What the evidence shows
- Eye gaze precedes pointing. Jaswal et al. (2020) found that skilled typists look at the correct letter before pointing to it — the opposite of the pattern the ideomotor account predicts.
- Output continues after support is faded. Independent typists keep producing novel writing after physical support is entirely removed. Ouija planchettes do not.
- Output crosses partners. Typists produce coherent novel content with multiple, sometimes unfamiliar, partners. Ouija output is partner-specific.
- Content includes information the partner doesn't have. Documented across settings — including medical, legal, and academic contexts.
Where the analogy lands a partial hit
Naive facilitation — untrained partners, no fading plan, heavy physical support, no regulation work — can absolutely produce ideomotor-influenced output. That is exactly why responsible programs treat fading as the central clinical goal and treat authorship verification as ongoing rather than one-shot. The Ouija analogy describes a failure mode of bad practice, not the method itself.
Frequently asked questions
- Is facilitated communication like a Ouija board?
- No. The Ouija analogy assumes the typist is a passive object moved by the partner via the ideomotor effect. That assumption is testable and has been tested — eye-tracking, fading studies, and the continued output of independent typists after support is removed are all inconsistent with it. The analogy is rhetorical, not empirical.
- What is the ideomotor effect and does it explain supported typing?
- The ideomotor effect describes subtle, unconscious motor outputs that can move a lightly-held object (a planchette, a dowsing rod) in directions the holder expects. It is real. It does not explain skilled independent typists who produce novel content after physical support is faded, learners whose eye gaze precedes their letter selection, or output that contains information the partner does not have. The ideomotor effect is part of why naive facilitation can go wrong — it is not a general theory of supported typing.
- How would you actually rule out cueing?

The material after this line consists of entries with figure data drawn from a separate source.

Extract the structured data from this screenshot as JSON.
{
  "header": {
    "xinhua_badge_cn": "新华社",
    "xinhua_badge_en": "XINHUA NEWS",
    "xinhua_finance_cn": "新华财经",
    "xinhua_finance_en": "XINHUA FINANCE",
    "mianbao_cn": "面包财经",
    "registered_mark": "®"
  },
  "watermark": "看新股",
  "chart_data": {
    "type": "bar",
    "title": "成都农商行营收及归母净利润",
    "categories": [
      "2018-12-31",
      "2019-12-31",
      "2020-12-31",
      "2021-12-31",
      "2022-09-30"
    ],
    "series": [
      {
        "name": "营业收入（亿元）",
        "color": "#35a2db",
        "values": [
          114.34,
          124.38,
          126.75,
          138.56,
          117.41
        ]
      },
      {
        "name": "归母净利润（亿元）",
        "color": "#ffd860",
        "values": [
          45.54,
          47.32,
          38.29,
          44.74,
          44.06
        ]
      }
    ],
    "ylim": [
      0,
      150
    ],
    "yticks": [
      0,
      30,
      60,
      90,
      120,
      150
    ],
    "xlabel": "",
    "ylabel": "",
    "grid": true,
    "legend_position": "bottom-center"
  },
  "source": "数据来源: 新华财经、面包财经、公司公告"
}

- By doing what skilled programs already do: fade physical support, then postural support, then partner presence; record eye gaze; collect novel content across multiple partners and settings; track independent output over time; and use authorship-verification designs that respect apraxia-relevant variables (regulation, partner familiarity, warm-up). Single-session isolation-booth tests are one design among many, and not the most informative one.